Coûts du gaz naturel
L’azote est l’autre élément fertilisant de base dont les plantes ont besoin. Le phosphate diammonique, le type d’engrais phosphoré le plus populaire dans le monde (et que le Maroc fabrique avec le monoammonium), est composé de 46% de phosphore et 18% d’azote. Le gaz naturel représente au moins 80 % du coût variable des engrais azotés. Cela signifie que le prix du gaz naturel affecte massivement les coûts de production. Mais le pays d’engrais possède peu de ressources en gaz naturel. Et les prix du gaz naturel ont grimpé en flèche.
La manière dont le Maroc gère le lien alimentation-eau-énergie affectera à la fois son propre développement économique et la stabilité des approvisionnements alimentaires à travers le monde.
Quelques réponses
La clé est d’étendre son secteur des énergies renouvelables. Le Maroc détient de considérables ressources solaires et éoliennes. La fabrication d’engrais pourrait être alimentée par des énergies renouvelables, lesquelles pourraient être utilisées dans l’engrais lui-même.
En 2020, la société d’engrais de l’État a couvert 89% de ses besoins énergétiques par la cogénération (production de deux ou plusieurs formes d’énergie à partir d’une seule source de combustible) et de sources d’énergie renouvelables. Son objectif est de couvrir ainsi à terme 100 % de ses besoins énergétiques.
Au lieu d’importer de l’ammoniac dérivé du gaz naturel, le Maroc pourrait produire le sien en utilisant de l’hydrogène produit à partir de ses ressources énergétiques renouvelables nationales.
Selon la société d’État, 31% de ses besoins en eau sont satisfaits par des ressources en eau « non conventionnelles », dont les eaux usées traitées et l’eau de mer dessalée.
La dépendance croissante du Maroc vis-à-vis des usines de dessalement pour satisfaire les besoins industriels, agricoles et résidentiels nécessitera de nouveaux investissements importants dans la production d’électricité à partir de sources d’énergie renouvelables. Les usines de dessalement nécessitent 10 fois la quantité d’énergie pour produire le même volume d’eau qu’un traitement conventionnel des eaux de surface.
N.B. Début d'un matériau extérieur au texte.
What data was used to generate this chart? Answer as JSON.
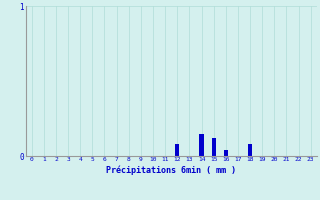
{
  "xlabel": "Précipitations 6min ( mm )",
  "background_color": "#d4f0ee",
  "bar_color": "#0000cc",
  "grid_color": "#b0ddd8",
  "axis_color": "#999999",
  "text_color": "#0000cc",
  "categories": [
    0,
    1,
    2,
    3,
    4,
    5,
    6,
    7,
    8,
    9,
    10,
    11,
    12,
    13,
    14,
    15,
    16,
    17,
    18,
    19,
    20,
    21,
    22,
    23
  ],
  "values": [
    0,
    0,
    0,
    0,
    0,
    0,
    0,
    0,
    0,
    0,
    0,
    0,
    0.08,
    0,
    0.15,
    0.12,
    0.04,
    0,
    0.08,
    0,
    0,
    0,
    0,
    0
  ],
  "ylim": [
    0,
    1
  ],
  "yticks": [
    0,
    1
  ],
  "xlim": [
    -0.5,
    23.5
  ]
}
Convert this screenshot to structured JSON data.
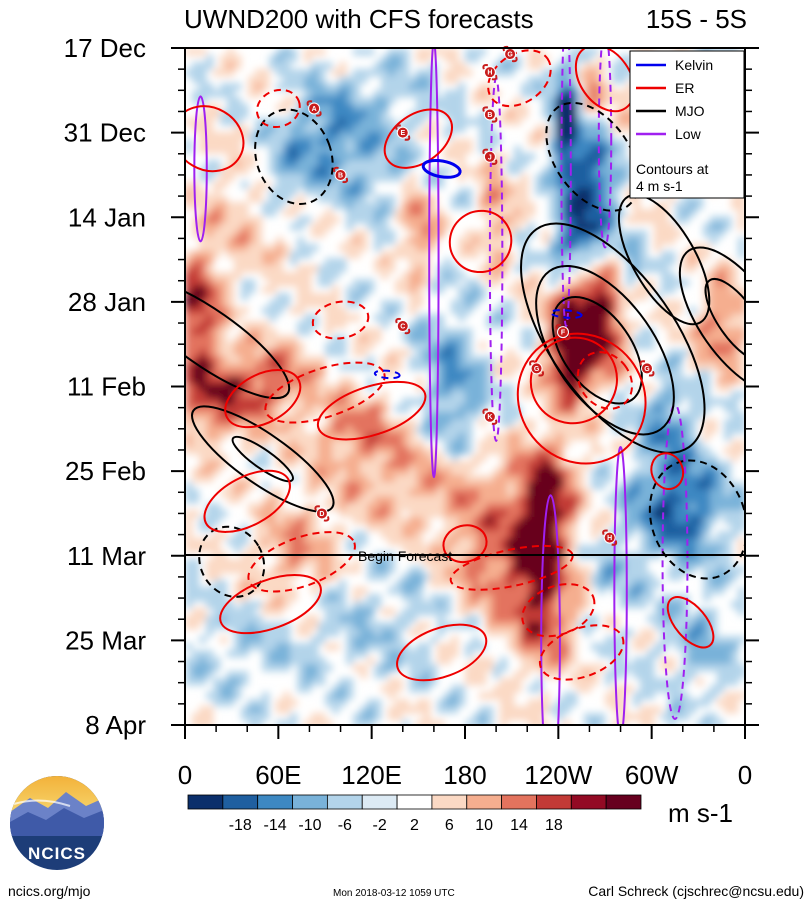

Pour soutenir les opérations et développer la production d’ammoniac vert, le Pays-Des-Lions-De-L’Atlas devra trouver un équilibre prudent entre ses exportations d’engrais, ses efforts pour développer ses exportations agricoles à forte valeur ajoutée et l’approvisionnement en eau potable de sa population. En utilisant ses importantes ressources d’énergie solaire pour alimenter la production d’hydrogène vert et d’ammoniac vert, ainsi que le dessalement, le Maroc pourrait échapper au cercle vicieux de la spirale ascendante des prix dans le lien alimentation-énergie-eau.